Яна с трудом перевела дыхание. Кажется, Григорий сейчас говорил правду. Ту, которая пусть и немного, но могла утешить Яну.
– Мне тридцать пять лет, – пробормотала она. – Слишком надолго откладывать это нельзя… Но…
– Даже если ты и не родишь, ну мало ли что, то у тебя будут дети. Мои. А Милана… считай, что она станет полностью твоим ребенком, ведь тебе ее придется воспитывать с рождения.
– О чем мы говорим, что мы делаем сейчас… – Яна вдруг испытала ужас. – Так нельзя, ты прав. Маша же еще жива! И я совсем не хотела ее смерти… Никогда, никогда. Пусть лучше она живет, а я останусь одна, я уже привыкла!

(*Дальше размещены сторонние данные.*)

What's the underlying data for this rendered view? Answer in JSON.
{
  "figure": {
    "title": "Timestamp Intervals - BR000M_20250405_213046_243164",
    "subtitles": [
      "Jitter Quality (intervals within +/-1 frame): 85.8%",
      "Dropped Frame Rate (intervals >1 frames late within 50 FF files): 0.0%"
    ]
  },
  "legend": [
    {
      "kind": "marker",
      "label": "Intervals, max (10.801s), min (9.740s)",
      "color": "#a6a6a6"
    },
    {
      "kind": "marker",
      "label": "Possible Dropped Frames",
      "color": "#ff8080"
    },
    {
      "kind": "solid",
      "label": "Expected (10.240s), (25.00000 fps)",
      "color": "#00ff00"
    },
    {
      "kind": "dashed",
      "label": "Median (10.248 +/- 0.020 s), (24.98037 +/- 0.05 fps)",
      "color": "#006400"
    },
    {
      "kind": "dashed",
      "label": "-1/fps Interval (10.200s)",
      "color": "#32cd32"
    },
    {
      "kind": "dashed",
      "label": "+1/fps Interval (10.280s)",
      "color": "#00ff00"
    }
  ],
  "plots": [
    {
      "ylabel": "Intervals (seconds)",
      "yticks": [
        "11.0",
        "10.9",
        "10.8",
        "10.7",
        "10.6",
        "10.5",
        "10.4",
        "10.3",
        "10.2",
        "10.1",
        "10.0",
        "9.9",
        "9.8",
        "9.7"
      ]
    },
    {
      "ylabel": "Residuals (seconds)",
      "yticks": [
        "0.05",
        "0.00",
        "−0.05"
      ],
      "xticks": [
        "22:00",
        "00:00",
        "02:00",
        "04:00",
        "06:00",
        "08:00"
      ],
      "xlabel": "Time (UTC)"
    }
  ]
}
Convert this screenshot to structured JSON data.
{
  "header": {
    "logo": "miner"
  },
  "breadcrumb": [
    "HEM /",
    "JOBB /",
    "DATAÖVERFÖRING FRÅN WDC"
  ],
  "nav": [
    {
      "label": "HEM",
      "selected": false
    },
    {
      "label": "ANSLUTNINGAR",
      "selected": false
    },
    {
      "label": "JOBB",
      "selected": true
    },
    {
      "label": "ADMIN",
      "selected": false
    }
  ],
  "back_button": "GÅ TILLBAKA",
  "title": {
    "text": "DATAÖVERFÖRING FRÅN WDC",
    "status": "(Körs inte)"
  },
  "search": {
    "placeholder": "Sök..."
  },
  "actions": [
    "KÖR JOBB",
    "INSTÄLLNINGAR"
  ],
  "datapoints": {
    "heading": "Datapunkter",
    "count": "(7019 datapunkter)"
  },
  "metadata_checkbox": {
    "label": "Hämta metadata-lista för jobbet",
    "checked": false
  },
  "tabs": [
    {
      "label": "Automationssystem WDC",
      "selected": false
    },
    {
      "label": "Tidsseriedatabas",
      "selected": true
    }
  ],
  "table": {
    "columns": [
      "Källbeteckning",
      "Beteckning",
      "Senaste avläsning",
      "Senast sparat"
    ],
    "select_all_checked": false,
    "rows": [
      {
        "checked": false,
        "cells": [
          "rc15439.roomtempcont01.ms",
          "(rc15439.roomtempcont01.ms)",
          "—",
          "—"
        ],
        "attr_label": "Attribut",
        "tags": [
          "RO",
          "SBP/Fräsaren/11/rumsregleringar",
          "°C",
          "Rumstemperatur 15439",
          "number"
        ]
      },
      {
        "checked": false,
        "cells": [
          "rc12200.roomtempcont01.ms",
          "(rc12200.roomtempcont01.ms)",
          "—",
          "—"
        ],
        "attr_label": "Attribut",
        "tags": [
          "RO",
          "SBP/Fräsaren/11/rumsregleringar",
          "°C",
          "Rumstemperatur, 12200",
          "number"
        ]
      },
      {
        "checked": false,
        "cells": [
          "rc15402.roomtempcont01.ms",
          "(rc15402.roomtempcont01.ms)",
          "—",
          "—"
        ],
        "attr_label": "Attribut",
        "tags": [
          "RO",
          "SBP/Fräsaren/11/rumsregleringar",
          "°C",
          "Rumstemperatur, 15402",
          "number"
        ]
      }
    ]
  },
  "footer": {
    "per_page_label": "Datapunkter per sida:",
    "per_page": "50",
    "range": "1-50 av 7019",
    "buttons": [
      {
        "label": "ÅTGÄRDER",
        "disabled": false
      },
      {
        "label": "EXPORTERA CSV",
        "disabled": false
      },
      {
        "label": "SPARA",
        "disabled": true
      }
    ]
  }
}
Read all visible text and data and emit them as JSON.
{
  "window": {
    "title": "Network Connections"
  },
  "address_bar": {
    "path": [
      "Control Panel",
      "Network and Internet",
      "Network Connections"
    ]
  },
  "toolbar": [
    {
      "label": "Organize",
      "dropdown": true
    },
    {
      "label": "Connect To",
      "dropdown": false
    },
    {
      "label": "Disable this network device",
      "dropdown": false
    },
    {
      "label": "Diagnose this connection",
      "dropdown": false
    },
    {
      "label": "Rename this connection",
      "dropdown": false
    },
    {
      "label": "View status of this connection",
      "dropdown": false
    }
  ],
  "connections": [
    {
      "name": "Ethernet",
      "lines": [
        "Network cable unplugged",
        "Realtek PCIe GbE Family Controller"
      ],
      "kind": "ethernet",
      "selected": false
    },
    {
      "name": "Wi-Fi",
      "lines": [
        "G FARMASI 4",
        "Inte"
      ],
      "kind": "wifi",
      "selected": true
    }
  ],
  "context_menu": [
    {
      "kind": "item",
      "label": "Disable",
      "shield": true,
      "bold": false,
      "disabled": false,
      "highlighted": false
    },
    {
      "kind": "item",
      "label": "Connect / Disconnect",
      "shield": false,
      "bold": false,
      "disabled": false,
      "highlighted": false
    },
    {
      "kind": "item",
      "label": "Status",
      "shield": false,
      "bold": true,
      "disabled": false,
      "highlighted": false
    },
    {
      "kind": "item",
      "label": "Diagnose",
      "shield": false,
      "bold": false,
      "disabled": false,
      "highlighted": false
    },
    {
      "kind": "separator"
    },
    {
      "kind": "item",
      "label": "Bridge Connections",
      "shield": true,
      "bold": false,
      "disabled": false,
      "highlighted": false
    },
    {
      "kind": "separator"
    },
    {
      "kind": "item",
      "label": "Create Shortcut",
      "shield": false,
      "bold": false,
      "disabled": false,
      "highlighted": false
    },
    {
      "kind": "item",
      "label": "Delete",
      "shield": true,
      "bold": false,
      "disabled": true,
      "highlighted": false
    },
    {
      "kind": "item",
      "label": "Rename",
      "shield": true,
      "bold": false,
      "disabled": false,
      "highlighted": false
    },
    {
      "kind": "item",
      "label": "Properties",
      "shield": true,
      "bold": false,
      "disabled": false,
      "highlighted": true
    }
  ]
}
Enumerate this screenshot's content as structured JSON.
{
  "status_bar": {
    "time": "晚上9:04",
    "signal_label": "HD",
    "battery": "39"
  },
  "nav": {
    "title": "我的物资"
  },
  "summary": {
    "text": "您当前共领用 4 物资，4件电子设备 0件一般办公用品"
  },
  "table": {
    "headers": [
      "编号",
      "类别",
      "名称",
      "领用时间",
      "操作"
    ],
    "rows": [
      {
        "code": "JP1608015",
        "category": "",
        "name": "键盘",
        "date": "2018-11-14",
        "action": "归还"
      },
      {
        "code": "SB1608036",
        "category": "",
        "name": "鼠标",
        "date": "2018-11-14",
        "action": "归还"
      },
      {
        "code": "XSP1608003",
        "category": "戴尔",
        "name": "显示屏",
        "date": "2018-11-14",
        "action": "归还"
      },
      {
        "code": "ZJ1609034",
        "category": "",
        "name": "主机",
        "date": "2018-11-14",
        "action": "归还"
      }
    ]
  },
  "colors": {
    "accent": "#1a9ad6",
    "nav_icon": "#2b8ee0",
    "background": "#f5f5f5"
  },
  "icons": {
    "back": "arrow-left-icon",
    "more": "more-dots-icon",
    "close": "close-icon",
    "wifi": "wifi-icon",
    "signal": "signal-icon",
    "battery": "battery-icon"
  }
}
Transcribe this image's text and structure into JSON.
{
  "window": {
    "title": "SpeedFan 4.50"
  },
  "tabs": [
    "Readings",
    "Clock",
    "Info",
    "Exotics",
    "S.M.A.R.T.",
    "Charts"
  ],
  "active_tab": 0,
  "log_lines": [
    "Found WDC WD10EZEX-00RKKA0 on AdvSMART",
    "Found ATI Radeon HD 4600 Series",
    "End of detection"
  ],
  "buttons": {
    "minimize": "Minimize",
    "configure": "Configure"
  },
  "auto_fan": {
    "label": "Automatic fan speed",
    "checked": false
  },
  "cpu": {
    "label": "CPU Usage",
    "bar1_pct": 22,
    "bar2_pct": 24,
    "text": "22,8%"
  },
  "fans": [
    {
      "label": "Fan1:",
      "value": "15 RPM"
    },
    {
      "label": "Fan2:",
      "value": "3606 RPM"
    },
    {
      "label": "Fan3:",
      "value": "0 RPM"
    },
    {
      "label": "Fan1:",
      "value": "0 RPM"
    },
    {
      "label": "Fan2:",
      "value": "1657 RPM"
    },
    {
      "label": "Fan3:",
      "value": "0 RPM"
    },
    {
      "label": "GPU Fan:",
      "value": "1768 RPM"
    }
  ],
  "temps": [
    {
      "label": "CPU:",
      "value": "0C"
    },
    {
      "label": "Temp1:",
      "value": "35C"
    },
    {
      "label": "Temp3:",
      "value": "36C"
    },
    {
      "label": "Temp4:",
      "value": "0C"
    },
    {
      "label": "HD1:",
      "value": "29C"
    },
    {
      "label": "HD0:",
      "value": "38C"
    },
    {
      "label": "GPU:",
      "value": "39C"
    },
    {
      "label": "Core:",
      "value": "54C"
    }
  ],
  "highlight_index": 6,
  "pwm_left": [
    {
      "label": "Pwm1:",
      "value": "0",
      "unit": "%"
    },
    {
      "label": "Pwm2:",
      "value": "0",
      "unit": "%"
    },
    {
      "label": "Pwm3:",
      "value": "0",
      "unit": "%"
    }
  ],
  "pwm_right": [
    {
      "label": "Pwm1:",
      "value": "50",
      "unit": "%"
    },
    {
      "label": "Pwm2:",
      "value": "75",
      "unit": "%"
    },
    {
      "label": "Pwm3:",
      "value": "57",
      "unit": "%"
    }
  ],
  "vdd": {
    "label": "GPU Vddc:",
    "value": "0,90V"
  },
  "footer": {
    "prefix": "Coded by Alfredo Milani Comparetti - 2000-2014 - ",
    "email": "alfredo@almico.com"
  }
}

– Но и глаза тоже закрывать не следует, нельзя игнорировать происходящее, надо как-то подготовиться, предусмотреть… Вот именно потому, что на мне четверо детей, теперь и я отвечаю за них.
– Я поняла.
– Так ты согласна? Стать моей женой, если вдруг…
– Да, – выдавила из себя Яна.
– Детка… Милая… – Григорий притянул ее к себе, посадил на колени, обнял. Потом положил обе ладони ей на грудь, тяжело застонал.
– Что ты делаешь? – прошептала Яна, ужасаясь не только поведению Григория, но и своим ощущениям. Тому, что и в ней стремительно шевельнулось, отозвалось – это вот все, животное.
Григорий не ответил, он со стоном продолжал мять Яну в своих руках. Она чуть повернулась, увидела его лицо – закушенные губы, полураскрытые веки. Глаза закатил, ресницы дрожали.
– Так нельзя! – с отчаянием воскликнула она, ненавидя себя.
– Почему… – глухим, прерывающимся голосом отозвался тот.
– Она там умирает, а ты… пусти. Перестань.
– О-о…
– Нет же! – Яна собрала свою волю в кулак и вырвалась.
– Что ты творишь, ну вот зачем! – закричал он и вдруг разрыдался. В первый раз Яна видела своего возлюбленного, плачущего в голос.
– Уходи, пожалуйста. Ну так нельзя, правда… – с тоской сказала она. – Иди, иди. Потом встретимся, потом поговорим, ладно? Иди к Маше, ты нужен ей… Иди к детям, они ведь тебя ждут!
Григорий немного успокоился, выпил воды, поцеловал Яну в лоб и ушел, на прощанье обещав позвонить завтра.
После его ухода Яна чувствовала себя очень странно. Словно она находилась внутри запертой клетки. И ничего уже не имело значения, и никакое действие не могло изменить эту ситуацию, и никакие мысли, слова, действия тоже бы ничего не исправили. Она навечно взаперти.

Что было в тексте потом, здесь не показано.